学校法人「森友学園」(大阪市)が小学校の建設工事で金額の異なる3種類の契約書を国などに提出していた問題で、契約書の原本にあった「(大阪府の)私学審議会に提出する契約書は別途作成する」との記載が、籠池泰典・前理事長の指示で削除されていたことが関係者への取材で分かった。契約翌月の昨年1月、施工業者らに「具合が悪い」と削除を求め、記載部分を紙で覆い隠し、原本を訂正したという。国土交通省も経緯を把握しており、籠池氏が不正を認識していたとみて調査。大阪地検特捜部は実態解明を進める方針だ。

 同じ工事で異なる金額の契約書が存在することを隠す意図があったとみられる。3種類の契約書の存在が判明したのは、一連の問題が表面化した今年3月以降になってからだった。この問題では、籠池氏が虚偽の契約書で国の補助金を不正受給したとする補助金適正化法違反容疑での告発を、特捜部が受理している。
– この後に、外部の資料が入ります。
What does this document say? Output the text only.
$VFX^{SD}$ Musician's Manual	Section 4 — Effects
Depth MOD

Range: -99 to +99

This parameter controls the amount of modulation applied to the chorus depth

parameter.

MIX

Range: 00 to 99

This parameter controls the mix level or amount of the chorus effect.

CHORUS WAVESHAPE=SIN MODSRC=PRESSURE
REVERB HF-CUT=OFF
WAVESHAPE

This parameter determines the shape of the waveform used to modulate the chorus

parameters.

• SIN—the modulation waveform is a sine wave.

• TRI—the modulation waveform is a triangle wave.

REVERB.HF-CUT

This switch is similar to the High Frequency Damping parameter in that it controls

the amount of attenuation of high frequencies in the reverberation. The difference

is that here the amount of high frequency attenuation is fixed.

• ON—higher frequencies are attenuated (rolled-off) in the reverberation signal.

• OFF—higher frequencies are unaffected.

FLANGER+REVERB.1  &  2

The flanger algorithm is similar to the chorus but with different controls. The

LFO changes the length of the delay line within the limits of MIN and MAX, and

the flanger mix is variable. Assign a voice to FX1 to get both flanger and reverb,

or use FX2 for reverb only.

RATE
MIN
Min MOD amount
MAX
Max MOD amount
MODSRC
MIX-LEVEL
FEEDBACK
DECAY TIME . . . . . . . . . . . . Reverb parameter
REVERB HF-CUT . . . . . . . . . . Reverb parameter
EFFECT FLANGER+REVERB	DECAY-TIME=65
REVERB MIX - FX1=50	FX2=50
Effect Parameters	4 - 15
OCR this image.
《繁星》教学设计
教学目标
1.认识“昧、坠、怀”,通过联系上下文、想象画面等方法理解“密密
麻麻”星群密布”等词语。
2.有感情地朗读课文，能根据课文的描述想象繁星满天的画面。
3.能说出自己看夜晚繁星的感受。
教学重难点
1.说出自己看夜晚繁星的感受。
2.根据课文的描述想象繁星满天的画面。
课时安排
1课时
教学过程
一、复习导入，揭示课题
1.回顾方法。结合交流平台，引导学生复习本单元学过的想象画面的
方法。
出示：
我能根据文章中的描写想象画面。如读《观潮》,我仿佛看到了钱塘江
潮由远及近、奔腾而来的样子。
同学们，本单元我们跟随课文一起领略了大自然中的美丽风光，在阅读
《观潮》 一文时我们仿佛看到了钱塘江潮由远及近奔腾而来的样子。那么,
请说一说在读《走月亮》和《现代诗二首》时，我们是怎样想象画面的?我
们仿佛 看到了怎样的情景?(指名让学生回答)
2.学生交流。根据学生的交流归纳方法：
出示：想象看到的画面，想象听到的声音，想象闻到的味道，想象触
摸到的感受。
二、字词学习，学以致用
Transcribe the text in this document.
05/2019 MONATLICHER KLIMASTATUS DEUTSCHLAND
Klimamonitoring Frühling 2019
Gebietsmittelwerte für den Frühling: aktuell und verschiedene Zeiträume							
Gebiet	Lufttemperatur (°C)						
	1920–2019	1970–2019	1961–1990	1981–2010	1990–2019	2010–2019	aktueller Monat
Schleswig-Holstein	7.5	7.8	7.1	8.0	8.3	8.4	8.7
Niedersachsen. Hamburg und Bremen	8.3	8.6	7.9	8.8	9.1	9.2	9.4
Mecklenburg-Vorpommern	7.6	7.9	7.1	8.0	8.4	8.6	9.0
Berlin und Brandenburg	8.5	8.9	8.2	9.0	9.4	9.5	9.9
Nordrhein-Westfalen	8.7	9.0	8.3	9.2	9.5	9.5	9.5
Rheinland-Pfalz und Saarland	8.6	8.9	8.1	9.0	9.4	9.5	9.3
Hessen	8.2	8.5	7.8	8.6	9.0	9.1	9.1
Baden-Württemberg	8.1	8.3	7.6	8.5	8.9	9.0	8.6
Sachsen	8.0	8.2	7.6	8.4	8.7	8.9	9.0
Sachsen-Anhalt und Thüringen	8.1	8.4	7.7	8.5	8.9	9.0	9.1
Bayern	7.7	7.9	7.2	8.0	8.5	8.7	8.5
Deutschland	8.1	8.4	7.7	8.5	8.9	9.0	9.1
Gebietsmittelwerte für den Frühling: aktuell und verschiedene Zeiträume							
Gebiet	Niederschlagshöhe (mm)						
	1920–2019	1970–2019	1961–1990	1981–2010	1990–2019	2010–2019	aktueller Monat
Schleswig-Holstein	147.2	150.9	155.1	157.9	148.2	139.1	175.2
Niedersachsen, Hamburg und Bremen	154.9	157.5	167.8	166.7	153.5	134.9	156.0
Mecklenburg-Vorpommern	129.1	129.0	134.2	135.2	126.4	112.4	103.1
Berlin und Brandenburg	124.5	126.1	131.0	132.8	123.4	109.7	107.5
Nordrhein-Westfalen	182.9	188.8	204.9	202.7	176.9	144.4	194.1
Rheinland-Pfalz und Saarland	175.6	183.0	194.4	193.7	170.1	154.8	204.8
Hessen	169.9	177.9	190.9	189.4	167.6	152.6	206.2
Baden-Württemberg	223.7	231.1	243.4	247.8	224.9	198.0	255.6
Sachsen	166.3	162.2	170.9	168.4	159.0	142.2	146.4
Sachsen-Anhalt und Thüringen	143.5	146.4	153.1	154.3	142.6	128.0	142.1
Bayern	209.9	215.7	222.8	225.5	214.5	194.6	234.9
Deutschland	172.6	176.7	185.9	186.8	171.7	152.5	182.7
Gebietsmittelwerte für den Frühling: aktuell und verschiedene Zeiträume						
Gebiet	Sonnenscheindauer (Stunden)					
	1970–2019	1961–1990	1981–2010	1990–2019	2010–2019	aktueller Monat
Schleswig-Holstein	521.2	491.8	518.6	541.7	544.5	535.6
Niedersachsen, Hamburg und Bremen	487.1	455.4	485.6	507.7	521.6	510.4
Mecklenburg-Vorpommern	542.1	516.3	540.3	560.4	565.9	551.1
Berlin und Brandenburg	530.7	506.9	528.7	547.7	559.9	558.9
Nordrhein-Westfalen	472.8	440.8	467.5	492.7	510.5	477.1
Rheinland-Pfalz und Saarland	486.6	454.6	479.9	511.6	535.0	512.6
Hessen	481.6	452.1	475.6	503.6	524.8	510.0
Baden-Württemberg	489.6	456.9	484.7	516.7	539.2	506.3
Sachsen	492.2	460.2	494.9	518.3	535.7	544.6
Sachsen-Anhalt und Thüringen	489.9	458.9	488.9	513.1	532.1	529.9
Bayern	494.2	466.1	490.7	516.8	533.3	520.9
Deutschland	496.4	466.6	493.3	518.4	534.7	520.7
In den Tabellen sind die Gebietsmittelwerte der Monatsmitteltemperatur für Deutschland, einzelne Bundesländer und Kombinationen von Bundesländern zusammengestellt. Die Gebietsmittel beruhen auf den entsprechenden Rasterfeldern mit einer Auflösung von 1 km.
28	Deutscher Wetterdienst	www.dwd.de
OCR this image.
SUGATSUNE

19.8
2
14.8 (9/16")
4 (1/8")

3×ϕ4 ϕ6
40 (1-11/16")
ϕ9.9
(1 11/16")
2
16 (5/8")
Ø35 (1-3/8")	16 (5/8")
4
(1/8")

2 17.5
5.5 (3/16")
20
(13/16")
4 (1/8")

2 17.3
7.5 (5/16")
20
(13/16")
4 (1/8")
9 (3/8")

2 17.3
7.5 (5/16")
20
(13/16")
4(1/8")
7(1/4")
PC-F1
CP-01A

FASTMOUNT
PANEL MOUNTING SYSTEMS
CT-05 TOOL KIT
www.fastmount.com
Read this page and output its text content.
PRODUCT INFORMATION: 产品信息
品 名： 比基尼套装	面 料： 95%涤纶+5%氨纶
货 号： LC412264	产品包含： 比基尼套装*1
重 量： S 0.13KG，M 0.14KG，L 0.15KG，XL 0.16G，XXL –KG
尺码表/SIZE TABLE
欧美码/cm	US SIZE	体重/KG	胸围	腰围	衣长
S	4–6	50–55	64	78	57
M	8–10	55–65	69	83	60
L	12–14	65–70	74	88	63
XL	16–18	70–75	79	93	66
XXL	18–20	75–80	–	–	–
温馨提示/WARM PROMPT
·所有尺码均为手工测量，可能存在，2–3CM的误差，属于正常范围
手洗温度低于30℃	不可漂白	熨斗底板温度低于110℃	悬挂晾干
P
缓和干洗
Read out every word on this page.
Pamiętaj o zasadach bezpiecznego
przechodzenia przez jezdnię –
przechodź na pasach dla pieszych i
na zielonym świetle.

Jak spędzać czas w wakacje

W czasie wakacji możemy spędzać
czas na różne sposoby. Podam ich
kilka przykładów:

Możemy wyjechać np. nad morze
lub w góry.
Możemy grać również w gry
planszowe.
 学園は2016年3月、国交省の補助金を得るため、工事費を「23億8464万円」とする契約書を提出。今年2月までに計約5600万円の補助金を受給した(今年3月に返還)。

 一方、小学校の設置を認可する大阪府私学審議会には工事費を「7億5600万円」、別の助成金を支給する空港運営会社には「15億5520万円」と記した契約書を提出。契約は全て15年12月3日付だった。

 施工業者は取材に、正式な契約書は約15億円だったと証言。その契約書には当初、「私学審議会提出用」として別の契約書を作成するとのただし書きがあった。学校の認可には借入金が一定基準以下でなければならず、工事費を安く報告する必要に迫られたという。

 しかし、審議会に約7億5000万円の契約書を提出した後の昨年1月末ごろ、籠池氏が契約書原本からの削除を指示。ただし書き部分に紙を貼り付けて覆い隠し、学園と施工業者、設計会社が訂正印を押した。原本は発注者の学園が持ち、業者が写しを持つことになっていた。

 籠池氏はこれまでの取材に、契約書は「三つとも正しい」と主張。私学審議会に出した契約書は「(認可基準のため)7億5000万円で作らないといけなかった」と話している。学園側は大阪府の検査に対し、「契約書原本の開示方法は検討させてほしい」としたまま提出していない。